If you don’t have an ally anywhere in your school, email us and we will see if there’s any way that we can help: info [at] everyoneisgay [dot] com
"I’m in the LGBTQ club on campus and their whole mission is to give you a safe space where you don’t have to be labeled, but I still feel weird when I go to meetings. I like boys/girls/whatever, so I identify with both straight and queer cultures. But it sucks when I’m out in the general population and am judged for acting boyish but still have a crush on Joseph Gordon Levitt, and when I’m at meetings, everyone just assumes I’m a lesbian- no one even bothered to ask me about it. It’s frustrating. Help!"
- Question submitted by Anonymous
You know what JGL_LUVR_6969, I think you have an incredible opportunity to make people think again when judging someone. You’re obviously interested in being involved with the community, making change, being yourself and being a part of your school’s LGBTQ club AND THE ONLY THING THAT’S HOLDING YOU BACK IS THE CLUB ITSELF. Which is so interesting, bc like, you should go there and feel awesome about being who you are and fighting for the equality of every human being REGARDLESS of who they are or how they feel, yaknowwhatimean?!
I suggest the following:
Talk to the prezzie of the LGBTQ club and say ‘hey, I’d love to take five minutes at the next meeting to bring up an issue I’ve been thinking about lately’ and if this prezzie is a good prezzie then prezzie will be like ‘i’m the prezzie, that sounds great’ and during your five minutes you say “I submitted a question to the website everyoneisgay.com and while their answers were perfect and amazing (like always), I would really love to know what you guys think I should do” and then read your question.

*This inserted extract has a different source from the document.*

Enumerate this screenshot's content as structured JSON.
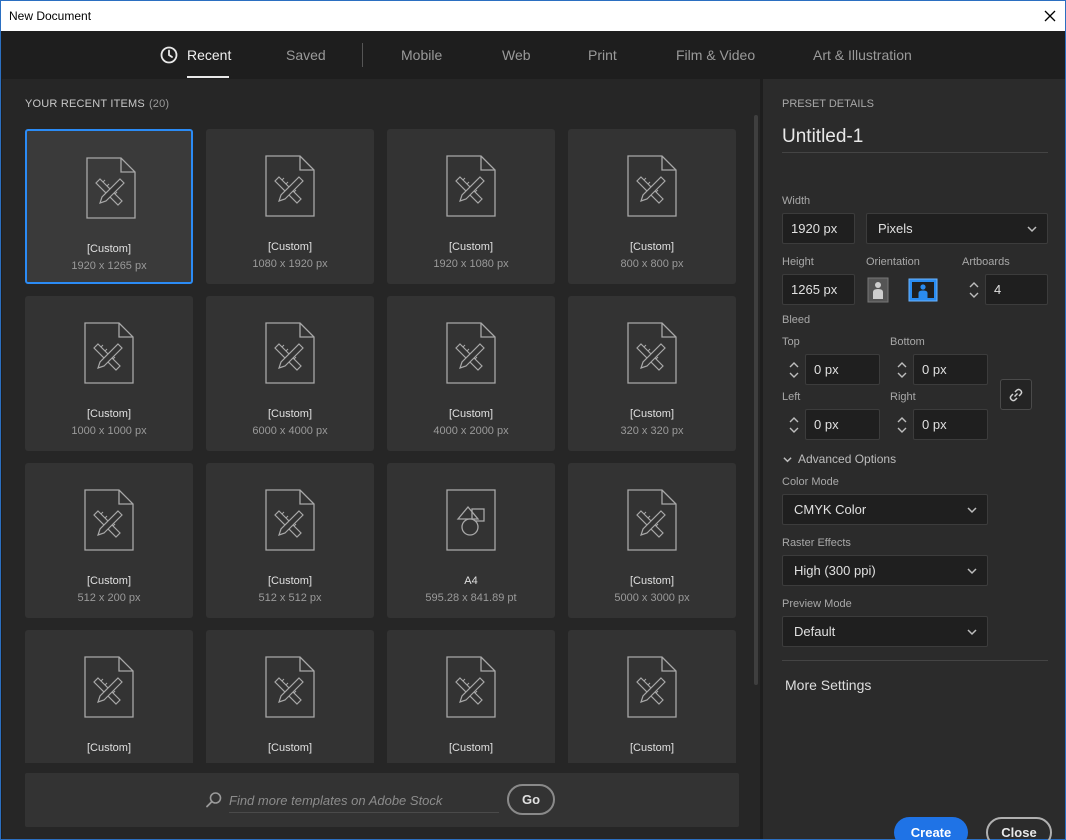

People tend to react differently when you look them in the eye and ask them why they’re doing something that hurts your feelings. They’re usually like ‘oh snap, i am being a fartwad’ and they realize, much more than they would realize by simply reading an email or checking out a website. Ask them, ask them what you should do to be accepted by them as you are, no questions asked.
Hot damn this shit pisses me off. IT PISSES ME STRAIGHT OFF.
There is a huge tendency in so much of the queer community (and so many other communities) to admit those who ‘belong,’ and then seal the doors off to anyone who ‘they’ deem as ‘not a member.’ This happens between marginalized communities themselves and between those communities and those who may be ‘less marginalized’…whatever that means. As though the only people who can belong or work together for human equality are those who belong to a certain set of identities. DOES EVERYONE HEAR HOW SILLY THAT SOUNDS?!
Our identities are not static, unchanging things. We develop and grow and learn and meet others and explore and question and love and date and kiss and those experiences vary and change over the course of our lives. So many people who I speak with say, ‘It was difficult for me to come out because I didn’t know which label to choose…’ or ‘I don’t feel like I belong in any particular community because I wasn’t one thing or another.’ Those judgements and assumptions create divisions that make others (like you!) hesitant to work together for the things that we ALL believe in.
I love what Dannielle has suggested above. The absolute BEST thing that could come of the position that you are in is that you use it to open the minds of those who have made the assumptions. Don’t come out swinging, but approach the issue at a meeting and explain that it made you a bit uncomfortable, and that if you felt that way, there are likely others who felt similarly. In most cases, when we hear the experience of someone else, it is enough to help us understand how we have erred and to be more careful and attentive to them in the future.